My goal is to train an agent using environment A and then use it in environment B. I have customized a feature extractor using a graph neural network and it should be able to handle inputs of graphs of uncertain sizes.

However, when I try to input the observation generated by environment B into the model, an error occurs:

    env_small = GymMISEnv(data_folder_path) # with observation shape (148640, 2)
    env_big = GymMISEnv(test_data_folder_path) # with observation shape (250151, 2)
    policy_kwargs = {
        "features_extractor_class": GNNFeatureExtractor,
        "features_extractor_kwargs": {"features_dim": 64},
        "net_arch": dict(pi=[128, 64], vf=[128, 64]),
    }
    model = PPO("MultiInputPolicy", env_small, policy_kwargs=policy_kwargs, verbose=1) # env_small to train
    obs, _ = env_big.reset() # switch to env_big
    model.predict(obs)  # Error: Unexpected observation shape (250151, 2) for Box environment, please use (148640, 2) or (n_env, 148640, 2) for the observation shape.

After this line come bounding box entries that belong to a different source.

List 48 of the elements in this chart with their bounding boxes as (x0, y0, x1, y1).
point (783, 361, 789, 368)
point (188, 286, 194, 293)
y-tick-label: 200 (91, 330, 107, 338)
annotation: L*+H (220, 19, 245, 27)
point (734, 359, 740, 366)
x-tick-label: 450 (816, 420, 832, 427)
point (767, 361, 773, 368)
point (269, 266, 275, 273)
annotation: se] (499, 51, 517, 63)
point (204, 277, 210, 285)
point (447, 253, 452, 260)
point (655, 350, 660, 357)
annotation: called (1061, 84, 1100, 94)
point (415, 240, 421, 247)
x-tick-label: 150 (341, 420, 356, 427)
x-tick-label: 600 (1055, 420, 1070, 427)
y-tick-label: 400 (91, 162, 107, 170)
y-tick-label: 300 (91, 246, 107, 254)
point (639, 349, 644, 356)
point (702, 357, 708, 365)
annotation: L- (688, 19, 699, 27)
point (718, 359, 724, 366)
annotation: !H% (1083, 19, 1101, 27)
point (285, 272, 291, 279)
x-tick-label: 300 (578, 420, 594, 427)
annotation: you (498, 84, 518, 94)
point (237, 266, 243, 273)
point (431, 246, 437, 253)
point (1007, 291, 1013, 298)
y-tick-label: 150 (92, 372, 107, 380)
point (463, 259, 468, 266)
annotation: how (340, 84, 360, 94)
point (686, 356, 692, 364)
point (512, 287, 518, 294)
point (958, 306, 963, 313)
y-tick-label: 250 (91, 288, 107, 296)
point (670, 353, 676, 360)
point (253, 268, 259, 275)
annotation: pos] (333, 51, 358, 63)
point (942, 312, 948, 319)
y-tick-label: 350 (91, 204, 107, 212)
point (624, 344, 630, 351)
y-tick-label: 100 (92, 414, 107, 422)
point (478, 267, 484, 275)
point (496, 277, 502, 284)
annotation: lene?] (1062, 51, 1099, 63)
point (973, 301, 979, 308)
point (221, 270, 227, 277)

Is there a way to handle this problem?

Checklist

araffin commented 2 hours ago

Hello, there is no "out of the box" solution for your problem, you will probably need to add an adapter layer to have the same size at the end (and also the model might complain, we have some checks at load time).

SummerDiver commented 1 hour ago

I see, thanks a lot for replying, I'll try to see if I can hold this. Otherwise I'm afraid I have to implement the whole work without sb3 unfortunately. Still, very appreciate for your excellent work!